Dans un souci de garder un fond de fouille propre et apte à recevoir le ferraillage, il faut couler un « béton de propreté » de 4 centimètres en fond de fouille. Cette règle n’est pas toujours observée cependant.
Le béton de propreté peut être faiblement dosé, à 150 kilos par exemple.
Important :
Il ne s’agit pas de couler le béton après de fortes pluies.
Si tel est le cas, il est nécessaire de « curer » le fond de fouille et de restabiliser les évidements au godet. La présence d’eau en fond de fouille avant le coulage de la semelle est la garantie d’avoir des fissurations !
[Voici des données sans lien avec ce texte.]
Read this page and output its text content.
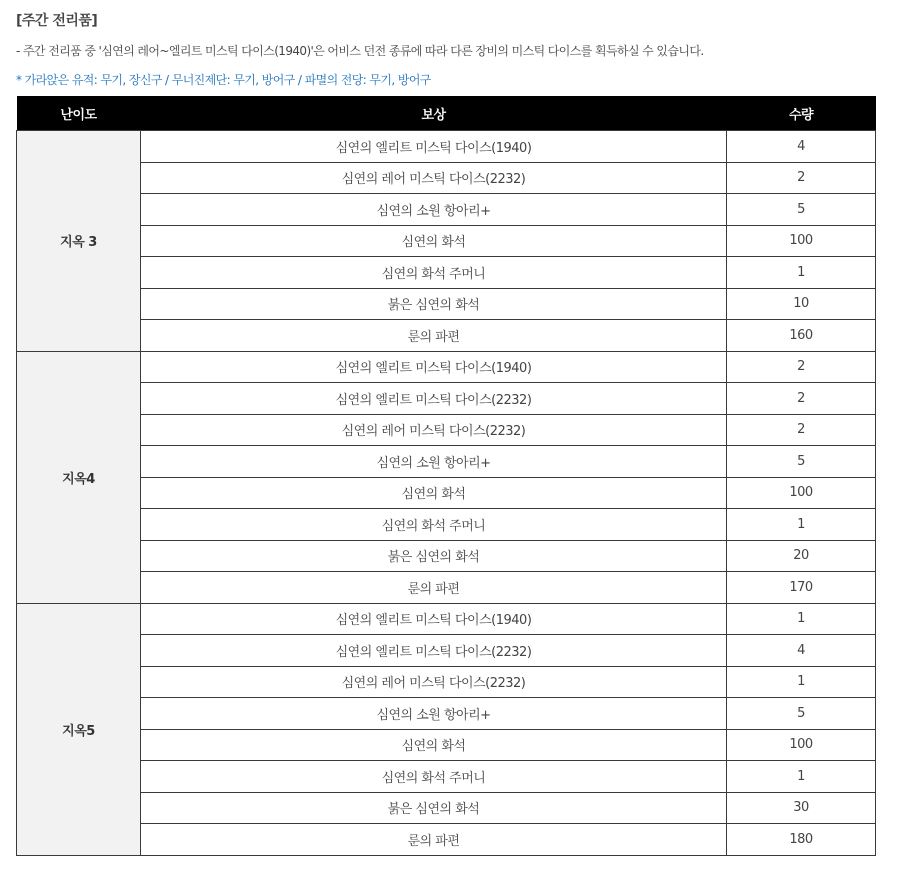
[주간 전리품]
- 주간 전리품 중 '심연의 레어~엘리트 미스틱 다이스(1940)'은 어비스 던전 종류에 따라 다른 장비의 미스틱 다이스를 획득하실 수 있습니다.
* 가라앉은 유적: 무기, 장신구 / 무너진제단: 무기, 방어구 / 파멸의 전당: 무기, 방어구
난이도	보상	수량
지옥 3	심연의 엘리트 미스틱 다이스(1940)	4
	심연의 레어 미스틱 다이스(2232)	2
	심연의 소원 항아리+	5
	심연의 화석	100
	심연의 화석 주머니	1
	붉은 심연의 화석	10
	룬의 파편	160
지옥4	심연의 엘리트 미스틱 다이스(1940)	2
	심연의 엘리트 미스틱 다이스(2232)	2
	심연의 레어 미스틱 다이스(2232)	2
	심연의 소원 항아리+	5
	심연의 화석	100
	심연의 화석 주머니	1
	붉은 심연의 화석	20
	룬의 파편	170
지옥5	심연의 엘리트 미스틱 다이스(1940)	1
	심연의 엘리트 미스틱 다이스(2232)	4
	심연의 레어 미스틱 다이스(2232)	1
	심연의 소원 항아리+	5
	심연의 화석	100
	심연의 화석 주머니	1
	붉은 심연의 화석	30
	룬의 파편	180
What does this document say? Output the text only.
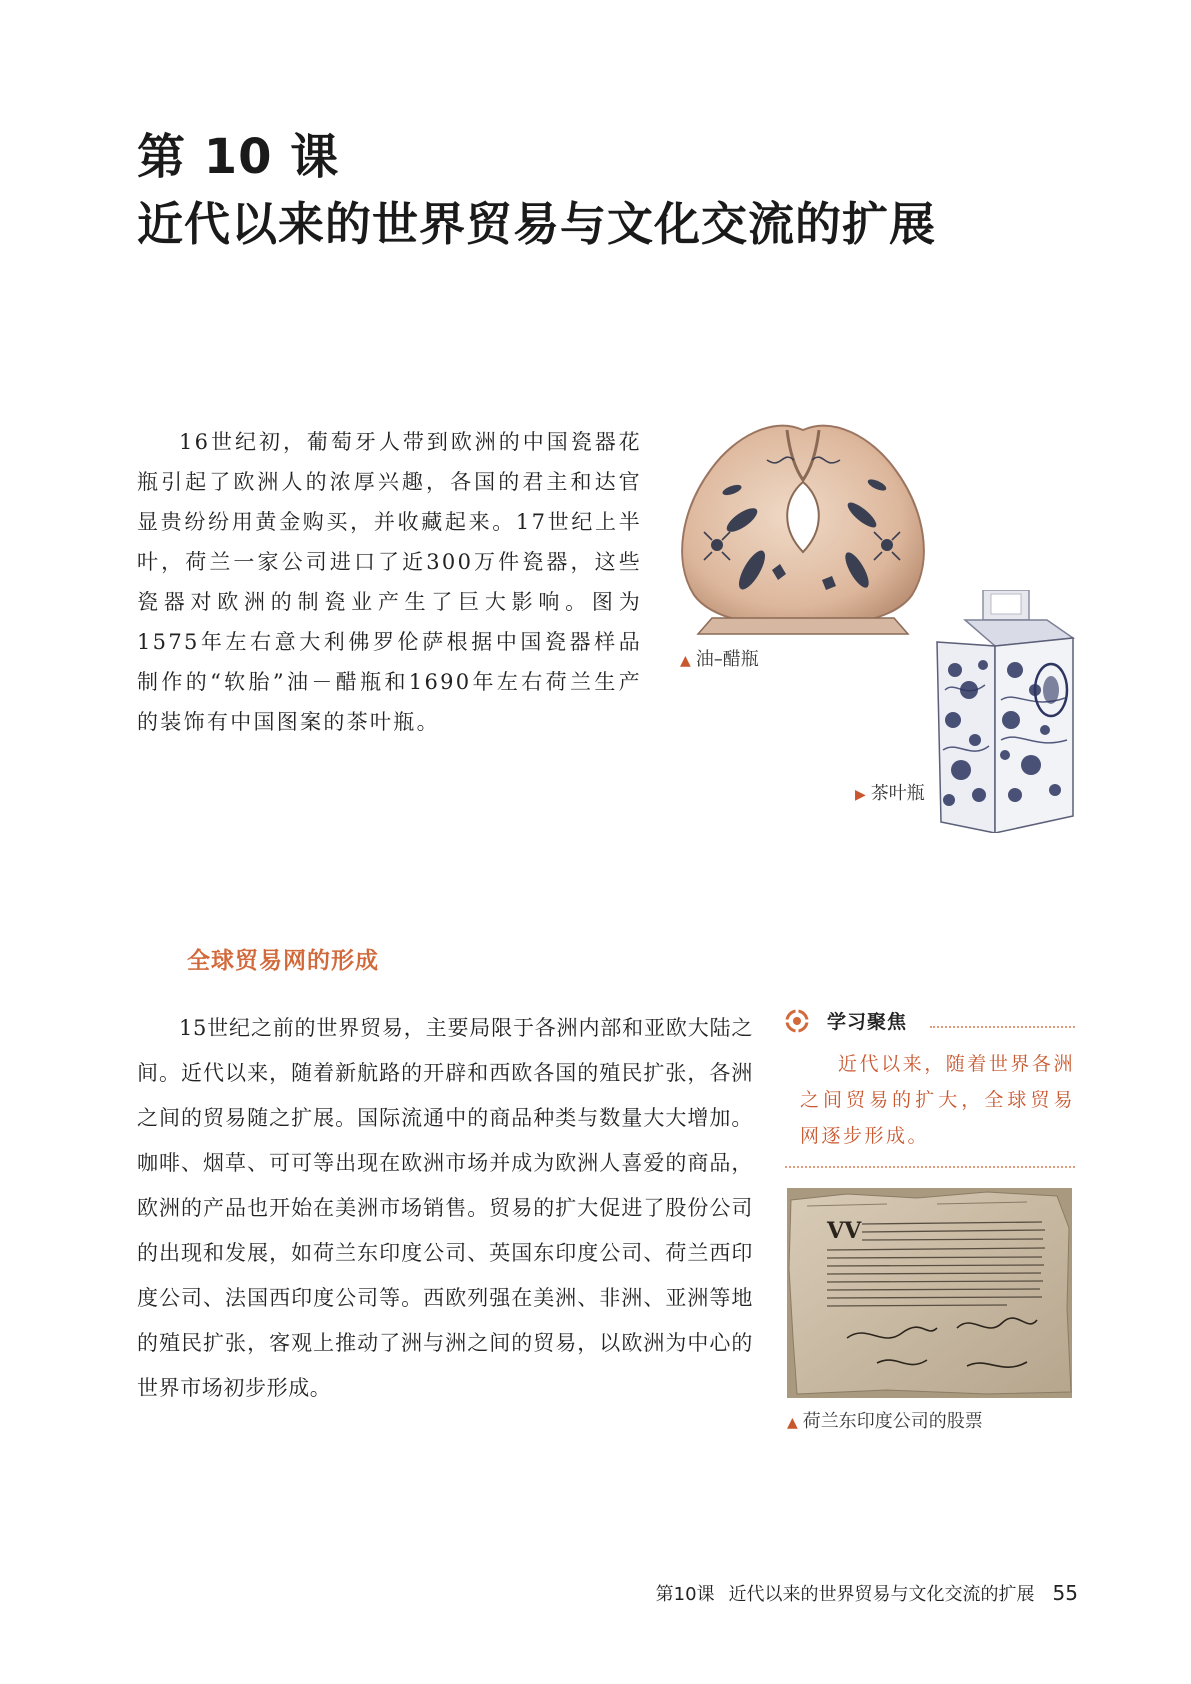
第 10 课
近代以来的世界贸易与文化交流的扩展

16世纪初，葡萄牙人带到欧洲的中国瓷器花瓶引起了欧洲人的浓厚兴趣，各国的君主和达官显贵纷纷用黄金购买，并收藏起来。17世纪上半叶，荷兰一家公司进口了近300万件瓷器，这些瓷器对欧洲的制瓷业产生了巨大影响。图为1575年左右意大利佛罗伦萨根据中国瓷器样品制作的“软胎”油－醋瓶和1690年左右荷兰生产的装饰有中国图案的茶叶瓶。

▲ 油–醋瓶
▶ 茶叶瓶
全球贸易网的形成

15世纪之前的世界贸易，主要局限于各洲内部和亚欧大陆之间。近代以来，随着新航路的开辟和西欧各国的殖民扩张，各洲之间的贸易随之扩展。国际流通中的商品种类与数量大大增加。咖啡、烟草、可可等出现在欧洲市场并成为欧洲人喜爱的商品，欧洲的产品也开始在美洲市场销售。贸易的扩大促进了股份公司的出现和发展，如荷兰东印度公司、英国东印度公司、荷兰西印度公司、法国西印度公司等。西欧列强在美洲、非洲、亚洲等地的殖民扩张，客观上推动了洲与洲之间的贸易，以欧洲为中心的世界市场初步形成。

学习聚焦

近代以来，随着世界各洲之间贸易的扩大，全球贸易网逐步形成。

VV
▲ 荷兰东印度公司的股票
第10课 近代以来的世界贸易与文化交流的扩展 55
Dosage du béton de fondation
Pour les semelles de fondations courantes, le béton sera dosé à minima à 350 kilos.
Parfois jusqu’à 400 kilos selon le type d’ouvrage. En revanche, pour le béton de fond de fouille (béton de propreté), un dosage à 150 kilos suffit très amplement.
En règle générale, il est d’usage d’employer un béton S3 pour la réalisation des semelles de fondations. Comme je l’écrivais il y a peu dans un précédent article, il est parfois utile d’aller chercher un béton S4, plus fluide (lien en bas du paragraphe).
Ce dernier permet, de part sa grande fluidité, d’atteindre des fonds de fouilles très éloignés de la goulotte d’une toupie.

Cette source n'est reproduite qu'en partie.